Probability of generation by random permutations of given cycle type

TL;DR

This paper derives an approximate probability formula for the generation of the symmetric group by two random permutations with specified cycle structures, and applies it to show a 51% chance of generation from random conjugacy classes.

Contribution

The authors provide a new asymptotic probability formula for group generation by permutations with constrained cycle types, extending previous results.

Findings

Derived an explicit probability formula for transitivity and group generation.

Showed that two random elements from random conjugacy classes generate the group with about 51% probability.

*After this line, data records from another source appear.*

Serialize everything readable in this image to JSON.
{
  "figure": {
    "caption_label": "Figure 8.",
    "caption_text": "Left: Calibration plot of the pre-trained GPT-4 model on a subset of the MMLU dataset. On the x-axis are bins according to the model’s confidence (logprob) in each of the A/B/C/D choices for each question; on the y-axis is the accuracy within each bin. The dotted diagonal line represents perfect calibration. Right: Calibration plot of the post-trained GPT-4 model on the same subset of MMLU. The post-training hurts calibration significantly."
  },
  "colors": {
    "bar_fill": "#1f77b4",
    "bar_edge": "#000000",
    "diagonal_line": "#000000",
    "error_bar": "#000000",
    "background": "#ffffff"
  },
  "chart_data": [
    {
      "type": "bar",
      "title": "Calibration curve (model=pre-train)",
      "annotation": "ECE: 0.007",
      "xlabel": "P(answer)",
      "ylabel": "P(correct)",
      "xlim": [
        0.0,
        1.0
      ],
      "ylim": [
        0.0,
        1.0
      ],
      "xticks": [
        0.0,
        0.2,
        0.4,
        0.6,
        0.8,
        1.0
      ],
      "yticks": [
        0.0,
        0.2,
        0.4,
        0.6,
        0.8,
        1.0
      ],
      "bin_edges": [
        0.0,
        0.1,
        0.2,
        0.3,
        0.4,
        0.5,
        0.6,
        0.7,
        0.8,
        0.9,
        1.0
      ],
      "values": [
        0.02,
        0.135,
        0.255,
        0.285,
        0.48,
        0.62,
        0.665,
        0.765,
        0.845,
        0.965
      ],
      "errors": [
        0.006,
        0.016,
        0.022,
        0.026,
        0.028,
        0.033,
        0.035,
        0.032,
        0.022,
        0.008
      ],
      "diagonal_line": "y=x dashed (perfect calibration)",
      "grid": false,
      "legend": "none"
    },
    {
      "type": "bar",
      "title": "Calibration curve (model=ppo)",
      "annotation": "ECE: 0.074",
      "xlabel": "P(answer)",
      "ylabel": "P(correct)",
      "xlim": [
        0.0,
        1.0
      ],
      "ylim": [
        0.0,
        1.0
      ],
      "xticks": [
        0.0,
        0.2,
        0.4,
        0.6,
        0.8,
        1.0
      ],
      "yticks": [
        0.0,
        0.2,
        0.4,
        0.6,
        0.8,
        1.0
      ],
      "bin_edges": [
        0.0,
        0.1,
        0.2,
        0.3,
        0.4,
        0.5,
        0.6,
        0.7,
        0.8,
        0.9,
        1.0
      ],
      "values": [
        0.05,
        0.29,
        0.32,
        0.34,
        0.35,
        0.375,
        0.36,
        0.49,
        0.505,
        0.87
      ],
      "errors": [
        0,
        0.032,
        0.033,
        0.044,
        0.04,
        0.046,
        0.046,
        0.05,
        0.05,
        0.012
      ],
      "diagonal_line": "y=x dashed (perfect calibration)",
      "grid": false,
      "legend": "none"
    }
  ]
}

Connected cycle structure constraints to group generation likelihoods.

Abstract

Suppose $\pi$ and $\pi'$ are two random elements of $S_n$ with constrained cycle types such that $\pi$ has $x n^{1/2}$ fixed points and $yn/2$ two-cycles, and likewise $\pi'$ has $x' n^{1/2}$ fixed points and $y'n/2$ two-cycles. We show that the events that $G = \langle \pi, \pi' \rangle$ is transitive and $G \geq A_n$ both have probability approximately \[(1 - yy')^{1/2} \exp\left(- \frac{xx' + \frac12 x^2 y' + \frac12 {x'}^2 y}{1 - yy'}\right),\] provided $(x, x')$ is not close to $(0, \infty)$ or $(\infty, 0)$. This formula is derived from some preliminary results in a recent paper (arXiv:1904.12180) of the authors. As an application, we show that two uniformly random elements of uniformly random conjugacy classes of $S_n$ generate the group with probability about 51%.